Strongbridge Biopharma reckons that pivotal data on its Cushing’s syndrome project Recorlev are so encouraging that the US FDA might grant accelerated approval. This sounds optimistic, though the results so far look good enough to win Recorlev a green light at some point.
Speed might not be the most important factor here. With a cheap generic already available, and a strong competitor in the shape of Novartis, Recorlev needs to pass the finishing line with a first-line label and no liver toxicity warnings. Should Strongbridge fail to achieve either of these, accelerated approval will be irrelevant.
Liver toxicity is an issue because Recorlev's active ingredient, levoketoconazole, is an enantiomer of ketoconazole, an antifungal that has been for used off-label for years to treat Cushing’s but is associated with liver injury and carries a black box warning.

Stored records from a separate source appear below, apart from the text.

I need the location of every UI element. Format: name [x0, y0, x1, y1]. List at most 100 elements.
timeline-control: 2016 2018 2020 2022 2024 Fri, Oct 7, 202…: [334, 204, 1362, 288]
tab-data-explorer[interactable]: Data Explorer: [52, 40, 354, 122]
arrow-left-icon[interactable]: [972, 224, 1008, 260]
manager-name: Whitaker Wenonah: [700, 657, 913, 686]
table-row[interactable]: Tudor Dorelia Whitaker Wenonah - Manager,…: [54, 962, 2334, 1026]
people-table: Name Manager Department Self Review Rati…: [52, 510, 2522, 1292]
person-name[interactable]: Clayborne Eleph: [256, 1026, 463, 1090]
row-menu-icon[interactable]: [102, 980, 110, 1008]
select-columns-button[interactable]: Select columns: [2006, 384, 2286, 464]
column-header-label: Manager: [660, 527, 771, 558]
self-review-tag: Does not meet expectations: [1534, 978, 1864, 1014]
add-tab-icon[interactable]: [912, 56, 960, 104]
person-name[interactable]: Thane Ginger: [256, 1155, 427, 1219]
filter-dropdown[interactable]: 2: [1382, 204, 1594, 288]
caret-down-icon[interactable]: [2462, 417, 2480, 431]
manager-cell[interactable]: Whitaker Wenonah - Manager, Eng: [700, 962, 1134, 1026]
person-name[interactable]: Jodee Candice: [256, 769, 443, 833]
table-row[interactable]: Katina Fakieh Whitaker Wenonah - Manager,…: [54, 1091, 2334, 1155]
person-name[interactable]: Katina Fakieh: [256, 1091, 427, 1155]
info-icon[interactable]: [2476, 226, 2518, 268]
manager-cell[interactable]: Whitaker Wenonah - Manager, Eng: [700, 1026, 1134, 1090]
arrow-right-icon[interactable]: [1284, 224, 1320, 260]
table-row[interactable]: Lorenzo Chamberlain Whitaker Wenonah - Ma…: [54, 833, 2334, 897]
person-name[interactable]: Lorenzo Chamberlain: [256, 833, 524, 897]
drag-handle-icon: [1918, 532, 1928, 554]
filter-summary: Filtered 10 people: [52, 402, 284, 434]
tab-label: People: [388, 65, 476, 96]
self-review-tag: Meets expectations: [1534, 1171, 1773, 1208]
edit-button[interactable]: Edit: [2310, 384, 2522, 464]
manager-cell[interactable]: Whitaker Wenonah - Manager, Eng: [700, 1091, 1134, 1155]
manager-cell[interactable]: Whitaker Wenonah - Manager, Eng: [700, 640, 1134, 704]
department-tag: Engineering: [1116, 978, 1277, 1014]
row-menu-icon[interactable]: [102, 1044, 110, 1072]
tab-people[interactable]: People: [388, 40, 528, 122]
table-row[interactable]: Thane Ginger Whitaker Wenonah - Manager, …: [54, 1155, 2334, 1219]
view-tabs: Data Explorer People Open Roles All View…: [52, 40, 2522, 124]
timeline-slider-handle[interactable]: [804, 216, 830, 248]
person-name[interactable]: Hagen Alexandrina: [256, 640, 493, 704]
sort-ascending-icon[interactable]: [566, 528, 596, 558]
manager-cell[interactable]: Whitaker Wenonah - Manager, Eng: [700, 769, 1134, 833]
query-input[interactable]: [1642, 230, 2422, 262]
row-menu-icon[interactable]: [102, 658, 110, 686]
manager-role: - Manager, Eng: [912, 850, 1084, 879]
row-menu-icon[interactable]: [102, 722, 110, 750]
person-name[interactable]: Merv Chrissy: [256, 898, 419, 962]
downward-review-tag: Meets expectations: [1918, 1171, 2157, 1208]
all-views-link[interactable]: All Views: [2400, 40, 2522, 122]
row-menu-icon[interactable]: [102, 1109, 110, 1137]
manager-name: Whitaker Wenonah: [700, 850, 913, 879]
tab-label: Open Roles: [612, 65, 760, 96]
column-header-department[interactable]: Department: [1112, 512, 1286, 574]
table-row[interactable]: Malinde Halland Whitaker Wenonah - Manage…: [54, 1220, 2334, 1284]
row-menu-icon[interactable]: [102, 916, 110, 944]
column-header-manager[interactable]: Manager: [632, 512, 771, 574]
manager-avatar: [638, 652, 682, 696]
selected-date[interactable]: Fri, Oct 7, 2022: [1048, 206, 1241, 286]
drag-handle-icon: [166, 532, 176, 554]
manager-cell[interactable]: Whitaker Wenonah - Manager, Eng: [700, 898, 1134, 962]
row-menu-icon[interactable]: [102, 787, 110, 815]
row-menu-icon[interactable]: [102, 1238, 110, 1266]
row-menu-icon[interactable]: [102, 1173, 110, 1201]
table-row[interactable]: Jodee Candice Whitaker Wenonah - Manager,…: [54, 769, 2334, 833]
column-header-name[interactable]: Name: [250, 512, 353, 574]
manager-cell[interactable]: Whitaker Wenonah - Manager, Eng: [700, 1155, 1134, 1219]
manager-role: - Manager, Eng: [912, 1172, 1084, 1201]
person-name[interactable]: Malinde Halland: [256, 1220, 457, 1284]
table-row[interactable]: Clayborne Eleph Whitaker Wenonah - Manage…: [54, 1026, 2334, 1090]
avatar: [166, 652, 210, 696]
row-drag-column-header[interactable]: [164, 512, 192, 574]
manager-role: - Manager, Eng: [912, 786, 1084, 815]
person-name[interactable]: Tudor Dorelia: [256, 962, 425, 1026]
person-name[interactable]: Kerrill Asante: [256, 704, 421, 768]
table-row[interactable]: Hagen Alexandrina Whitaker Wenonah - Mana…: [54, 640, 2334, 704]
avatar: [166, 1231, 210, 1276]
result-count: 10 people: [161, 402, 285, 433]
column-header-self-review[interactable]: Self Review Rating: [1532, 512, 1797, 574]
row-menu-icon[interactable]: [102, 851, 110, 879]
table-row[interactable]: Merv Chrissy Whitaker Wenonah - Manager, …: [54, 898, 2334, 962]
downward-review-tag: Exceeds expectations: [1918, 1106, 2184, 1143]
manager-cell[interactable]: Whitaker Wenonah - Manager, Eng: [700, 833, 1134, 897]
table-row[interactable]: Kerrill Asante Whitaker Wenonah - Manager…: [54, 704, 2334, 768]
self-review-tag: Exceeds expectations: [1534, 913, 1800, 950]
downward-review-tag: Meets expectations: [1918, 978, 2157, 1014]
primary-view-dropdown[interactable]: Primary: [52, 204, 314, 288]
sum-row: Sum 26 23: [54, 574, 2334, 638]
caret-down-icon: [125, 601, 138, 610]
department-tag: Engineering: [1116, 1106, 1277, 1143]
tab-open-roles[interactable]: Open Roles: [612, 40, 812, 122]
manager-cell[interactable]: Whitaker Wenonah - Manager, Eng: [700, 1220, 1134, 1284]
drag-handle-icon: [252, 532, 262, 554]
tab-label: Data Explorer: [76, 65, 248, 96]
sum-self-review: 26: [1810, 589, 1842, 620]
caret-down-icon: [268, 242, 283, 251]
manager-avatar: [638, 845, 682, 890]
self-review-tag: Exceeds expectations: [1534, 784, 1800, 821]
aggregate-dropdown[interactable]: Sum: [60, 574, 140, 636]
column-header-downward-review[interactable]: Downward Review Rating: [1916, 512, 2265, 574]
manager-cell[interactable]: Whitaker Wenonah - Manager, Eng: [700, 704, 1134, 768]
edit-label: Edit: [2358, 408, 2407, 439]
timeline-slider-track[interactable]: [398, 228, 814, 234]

Recorlev and ketoconazole work by blocking cortisol synthesis; sustained raised levels of cortisol, which in around 75% of patients are caused by a benign pituitary tumour, lead to a range of problems including hypertension, dyslipidaemia and diabetes.
While ketoconazole is very effective at reducing cortisol – effectiveness is thought to be around 50-60% – its side effects mean that physicians are reluctant to use it for long periods.
Results released yesterday from Strongbridge’s Sonics trial suggest that Recorlev does not have the same issues: ALT elevations of >3x the upper limits of normal (ULT) were noted in 10.6% of patients, and >5x in 3.2% of patients. Rigorous studies of ketoconazole have never been done, but Strongbridge has pointed to a trial that observed ALT elevations of >5x in 13% of patients.
A big question is whether the FDA will be comfortable with Recorlev, given its association with ketoconazole. Strongbridge executives noted that the label for Novartis’s Signifor, which will be Recorlev’s main branded competitor, details ALT elevations of 14% and 5%, for >3x and >5x ULT respectively.
These levels are higher than those seen in Sonics, and Signifor does not carry a black box warning of liver toxicity. Strongbridge does not appear to think that Recorlev will be hit with a liver warning.
“Safety is mission critical to payers across this category,” Matthew Pauls, Strongbridge's chief executive, told investors yesterday. “These data, particularly the liver data, are going to put us in a very good spot with payers.”
Of course regulators have to be convinced on efficacy as well as safety, and here Recorlev also looks good. The primary endpoint of Sonics was the proportion of patients achieving normal cortisol levels (measured by urinary free cortisol, UFC) over a six-month maintenance period; 30% of the 94 patients recruited hit this target.
This ruled the trial a success, and the numbers improved further when patients who needed dose adjustments were included, something that the company claims reflects a real-world clinical setting. 76% of the 55 evaluable patients at the end of the study achieved partial or complete UFC normalisation from baseline.
Signifor was approved on the back of a single-arm trial showing a 26% UFC response rate at six months at its highest dose, and is associated with diabetes and gastrointestinal issues, so is far from a perfect drug.
Faster AND better?
Whether this all amounts to a product worthy of accelerated approval is a question for the FDA, and on this point Strongbridge expects to know more before the end of the year. The Cushing's market is not entirely without options, so there is a chance that the regulator will decide to await further data; Strongbridge has a placebo-controlled withdrawal study, Logic, due to report early next year.
Accelerated approval would be a big boost for this wannabe rare disease player. But, to really compete with the deep pockets of Novartis, Recorlev needs to win the same first-line label, devoid of liver warnings.
Perhaps there is one other reason why Strongbridge is keen to rush to market. Novartis has a phase III follow-on asset, osilodrostat, which is also due to report pivotal data this year. The Swiss pharma giant could soon become an even stronger competitor.